Sin City is a masterpiece. With Tarantino-like brilliance, Rodriguez interweaves separate stories set in a fictional dark metropolis that combines modern and traditional film noir, from Double Endemnity to Bladerunner in a strange mix of surrealism and violence.
There is a brief scene at the beginning in which an assassin kills a woman, thus setting up the atmosphere, the cinematography, and the coldness of the world portrayed in the film. However, it is the next scene that really sets these stories in motion.
The stories begin with an ending, of sorts. Bruce Willis’ character, Detective Hartigan (”Heart Again”—he has a heart problem in the beginning of the film), steps straight out of a Mickey Spillane novel to kill a child molester and murderer who also happens to be the son of a powerful Senator. In doing so, Hartigan is himself shot nearly to death by his partner, who betrays him. This story forms the core of the film, and though we suppose at first that Hartigan is dead at the end of the scene, at the end of the film we discover that the Senator (played by Powers Booth) has kept him alive and even paid to cure his heart condition in order to punish him for shooting his son (who is also alive, but horribly deformed). In my view, the miracle cure of Hartigan’s heart problem is symbolic of the sacrifice he made to save the life of a girl in the clutches of the Senator’s son. This little girl loves Hartigan and writes to him anonymously all the time he is in prison.

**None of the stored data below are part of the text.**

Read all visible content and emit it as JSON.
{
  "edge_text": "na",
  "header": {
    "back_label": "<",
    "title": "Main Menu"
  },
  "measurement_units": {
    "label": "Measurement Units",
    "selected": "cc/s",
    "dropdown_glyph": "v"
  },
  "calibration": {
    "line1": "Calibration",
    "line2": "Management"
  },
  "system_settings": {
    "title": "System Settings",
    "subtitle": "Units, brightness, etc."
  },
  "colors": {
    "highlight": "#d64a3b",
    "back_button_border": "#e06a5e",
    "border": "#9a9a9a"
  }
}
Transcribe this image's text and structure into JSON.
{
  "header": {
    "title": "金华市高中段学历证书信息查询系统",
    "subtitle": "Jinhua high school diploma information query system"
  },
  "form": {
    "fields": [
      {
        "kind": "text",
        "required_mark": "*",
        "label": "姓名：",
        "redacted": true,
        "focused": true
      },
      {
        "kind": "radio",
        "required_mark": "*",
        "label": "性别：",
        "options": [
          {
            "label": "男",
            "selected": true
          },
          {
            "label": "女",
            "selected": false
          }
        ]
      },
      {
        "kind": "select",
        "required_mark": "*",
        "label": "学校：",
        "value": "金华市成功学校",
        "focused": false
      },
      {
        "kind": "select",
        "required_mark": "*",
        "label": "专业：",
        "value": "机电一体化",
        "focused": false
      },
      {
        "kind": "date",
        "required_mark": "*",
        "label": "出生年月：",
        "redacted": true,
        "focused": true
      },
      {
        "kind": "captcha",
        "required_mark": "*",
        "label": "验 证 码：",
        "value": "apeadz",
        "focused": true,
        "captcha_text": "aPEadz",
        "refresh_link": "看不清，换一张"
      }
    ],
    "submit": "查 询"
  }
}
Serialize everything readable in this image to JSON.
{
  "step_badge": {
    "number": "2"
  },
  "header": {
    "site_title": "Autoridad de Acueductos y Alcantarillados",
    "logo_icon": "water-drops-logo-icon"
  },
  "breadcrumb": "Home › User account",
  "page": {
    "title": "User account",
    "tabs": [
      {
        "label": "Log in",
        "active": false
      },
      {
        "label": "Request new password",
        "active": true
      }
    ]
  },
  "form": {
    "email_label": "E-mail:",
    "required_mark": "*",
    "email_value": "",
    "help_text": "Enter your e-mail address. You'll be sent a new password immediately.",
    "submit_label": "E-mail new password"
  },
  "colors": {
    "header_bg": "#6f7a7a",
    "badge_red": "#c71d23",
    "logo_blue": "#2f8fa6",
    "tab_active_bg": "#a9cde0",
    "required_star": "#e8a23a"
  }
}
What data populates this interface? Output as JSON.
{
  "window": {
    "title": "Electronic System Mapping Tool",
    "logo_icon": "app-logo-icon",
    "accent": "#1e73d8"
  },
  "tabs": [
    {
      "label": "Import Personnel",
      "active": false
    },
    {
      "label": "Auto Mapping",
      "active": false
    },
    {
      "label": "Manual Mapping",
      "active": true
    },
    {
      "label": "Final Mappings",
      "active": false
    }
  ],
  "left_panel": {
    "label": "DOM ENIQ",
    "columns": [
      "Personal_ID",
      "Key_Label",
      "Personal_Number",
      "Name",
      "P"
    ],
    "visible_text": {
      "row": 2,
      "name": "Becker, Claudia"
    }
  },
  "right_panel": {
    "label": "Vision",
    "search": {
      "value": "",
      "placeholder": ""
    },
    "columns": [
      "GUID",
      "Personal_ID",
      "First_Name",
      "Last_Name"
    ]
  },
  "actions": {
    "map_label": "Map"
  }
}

This theme of abuse of women and girls runs throughout every story in this movie. The film was much criticized for its graphic violence when it appeared in theatres. The film is violent, no doubt about that, though I would argue it is cartoonish violence, which negates it’s impact. The film is, after all, based on a comic book in which one particular character, Marv, is struck by a car, shot full of bullets, leaps out of high windows, and escapes all of this unscathed. The violence is also harnessed to a profoundly moral vision in which those who perpetrate violence against women are severely punished.

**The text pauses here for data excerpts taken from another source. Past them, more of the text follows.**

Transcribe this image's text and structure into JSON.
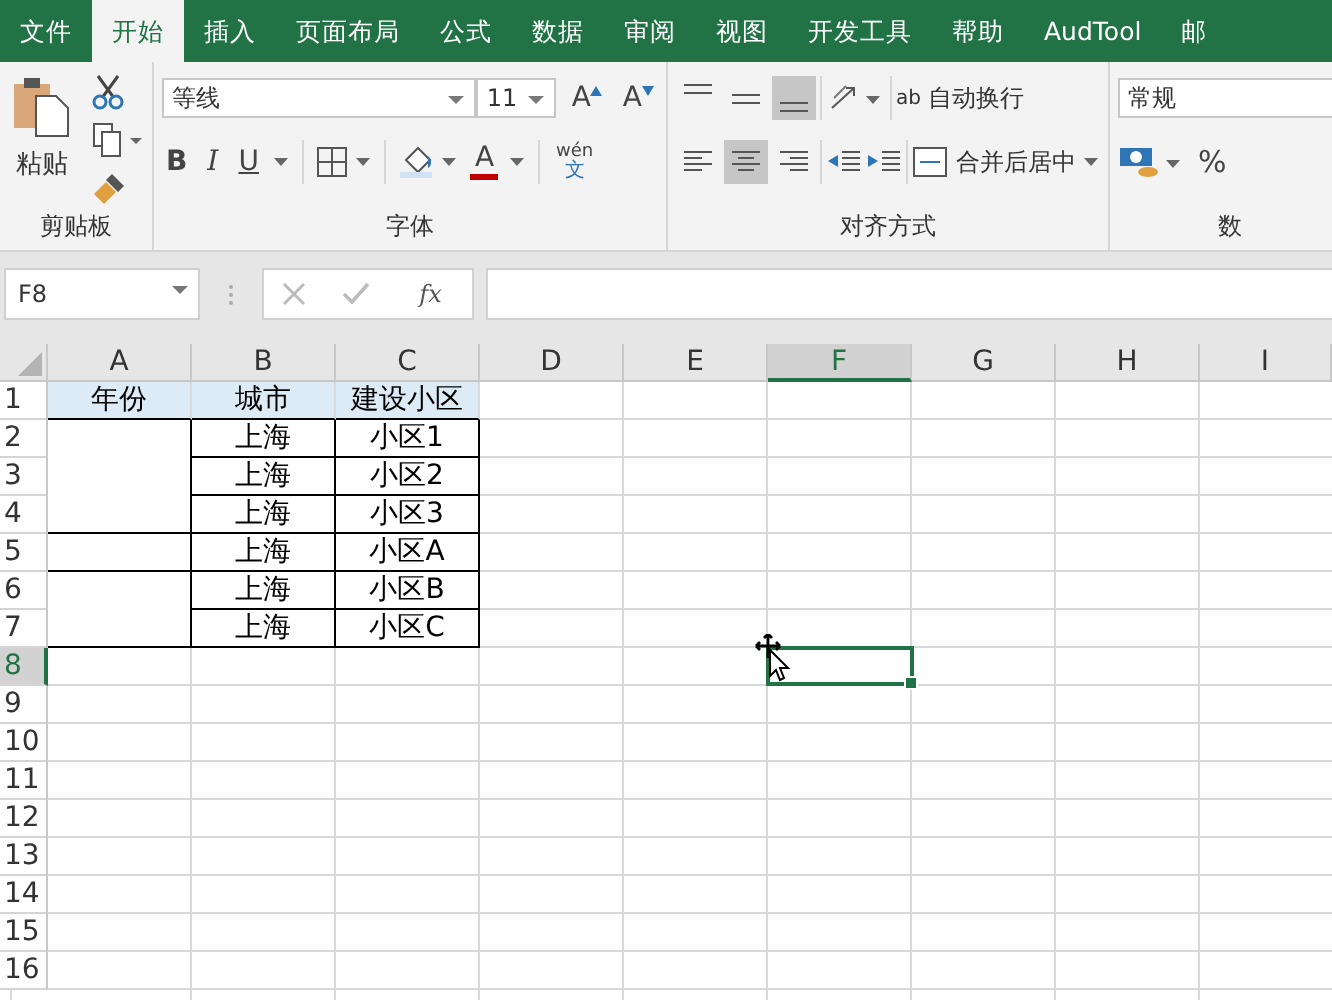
{
  "ribbon_tabs": [
    {
      "label": "文件",
      "selected": false
    },
    {
      "label": "开始",
      "selected": true
    },
    {
      "label": "插入",
      "selected": false
    },
    {
      "label": "页面布局",
      "selected": false
    },
    {
      "label": "公式",
      "selected": false
    },
    {
      "label": "数据",
      "selected": false
    },
    {
      "label": "审阅",
      "selected": false
    },
    {
      "label": "视图",
      "selected": false
    },
    {
      "label": "开发工具",
      "selected": false
    },
    {
      "label": "帮助",
      "selected": false
    },
    {
      "label": "AudTool",
      "selected": false
    },
    {
      "label": "邮",
      "selected": false
    }
  ],
  "clipboard": {
    "paste": "粘贴",
    "group_label": "剪贴板"
  },
  "font": {
    "name": "等线",
    "size": "11",
    "grow": "A",
    "shrink": "A",
    "bold": "B",
    "italic": "I",
    "underline": "U",
    "font_color": "A",
    "phonetic_top": "wén",
    "phonetic_bottom": "文",
    "group_label": "字体"
  },
  "alignment": {
    "vertical": [
      {
        "selected": false
      },
      {
        "selected": false
      },
      {
        "selected": true
      }
    ],
    "horizontal": [
      {
        "selected": false
      },
      {
        "selected": true
      },
      {
        "selected": false
      }
    ],
    "wrap_text_icon": "ab",
    "wrap_text": "自动换行",
    "merge_center": "合并后居中",
    "group_label": "对齐方式"
  },
  "number": {
    "format": "常规",
    "percent": "%",
    "group_label": "数"
  },
  "formula_bar": {
    "name_box": "F8",
    "fx": "fx"
  },
  "sheet": {
    "columns": [
      {
        "label": "A",
        "selected": false
      },
      {
        "label": "B",
        "selected": false
      },
      {
        "label": "C",
        "selected": false
      },
      {
        "label": "D",
        "selected": false
      },
      {
        "label": "E",
        "selected": false
      },
      {
        "label": "F",
        "selected": true
      },
      {
        "label": "G",
        "selected": false
      },
      {
        "label": "H",
        "selected": false
      },
      {
        "label": "I",
        "selected": false
      }
    ],
    "rows": [
      {
        "label": "1",
        "selected": false
      },
      {
        "label": "2",
        "selected": false
      },
      {
        "label": "3",
        "selected": false
      },
      {
        "label": "4",
        "selected": false
      },
      {
        "label": "5",
        "selected": false
      },
      {
        "label": "6",
        "selected": false
      },
      {
        "label": "7",
        "selected": false
      },
      {
        "label": "8",
        "selected": true
      },
      {
        "label": "9",
        "selected": false
      },
      {
        "label": "10",
        "selected": false
      },
      {
        "label": "11",
        "selected": false
      },
      {
        "label": "12",
        "selected": false
      },
      {
        "label": "13",
        "selected": false
      },
      {
        "label": "14",
        "selected": false
      },
      {
        "label": "15",
        "selected": false
      },
      {
        "label": "16",
        "selected": false
      }
    ],
    "table": {
      "header": [
        "年份",
        "城市",
        "建设小区"
      ],
      "rows": [
        {
          "year_group_start": true,
          "city": "上海",
          "district": "小区1"
        },
        {
          "year_group_start": false,
          "city": "上海",
          "district": "小区2"
        },
        {
          "year_group_start": false,
          "city": "上海",
          "district": "小区3"
        },
        {
          "year_group_start": true,
          "city": "上海",
          "district": "小区A"
        },
        {
          "year_group_start": true,
          "city": "上海",
          "district": "小区B"
        },
        {
          "year_group_start": false,
          "city": "上海",
          "district": "小区C"
        }
      ]
    }
  }
}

The second and third stories in the film illustrate this theme perfectly. Marv, an ugly, superhuman monster, proves to be a loyal and moral creature who defends those who befriend him and even seeks to avenge the death of a prostitute, the only woman who ever showed him love. In the third story, Dwight, played by Clive Owen, also takes his revenge on men who would enslave and abuse women. Dwight assists a group of prostitutes from “Old Town” in defeating the pimps who would rule them.

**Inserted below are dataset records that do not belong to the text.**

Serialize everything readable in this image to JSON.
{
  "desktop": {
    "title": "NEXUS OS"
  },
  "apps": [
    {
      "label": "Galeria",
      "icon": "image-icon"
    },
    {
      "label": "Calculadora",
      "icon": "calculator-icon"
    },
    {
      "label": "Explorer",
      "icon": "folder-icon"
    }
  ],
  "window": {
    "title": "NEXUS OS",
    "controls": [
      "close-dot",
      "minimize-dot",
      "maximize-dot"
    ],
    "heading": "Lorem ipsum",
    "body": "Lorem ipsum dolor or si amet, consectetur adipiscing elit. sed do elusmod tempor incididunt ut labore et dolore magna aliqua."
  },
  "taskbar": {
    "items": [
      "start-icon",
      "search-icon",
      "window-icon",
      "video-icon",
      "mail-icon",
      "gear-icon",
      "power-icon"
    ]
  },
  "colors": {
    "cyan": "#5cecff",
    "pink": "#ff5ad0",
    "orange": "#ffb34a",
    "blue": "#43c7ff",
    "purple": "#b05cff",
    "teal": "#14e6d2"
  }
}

Indeed, those who are the real monsters in this film are not the men like Dwight, Marv, and Hartigan, who do perpetrate some pretty ghastly, violent acts upon their enemies. The monsters are the men like Powers Booth’s Senator Roark and his handsome son, played by Nick Stahl. The monsters are men like Cardinal Roark, played by Rutger Hauer, and his “adopted” son Kevin, played by Elijah Wood. I don’t think there has ever been a creepier character put on film as Elijah Woods’ Kevin. Kevin is slickly cute in a boyish way. He wears Converse Chuck Connors sneakers…and he likes to rip women apart and eat them. The suggestion is that he is a kind of werewolf. We rarely see his eyes. Hidden behind spectacles, usually we only see a glare or a reflection, hinting at the soullessness of the beast behind them.
Far from being the immoral gore-fest portrayed in the posturing of the political class, Sin City is about moral men living in a city so evil that their morality is mistaken for corruption.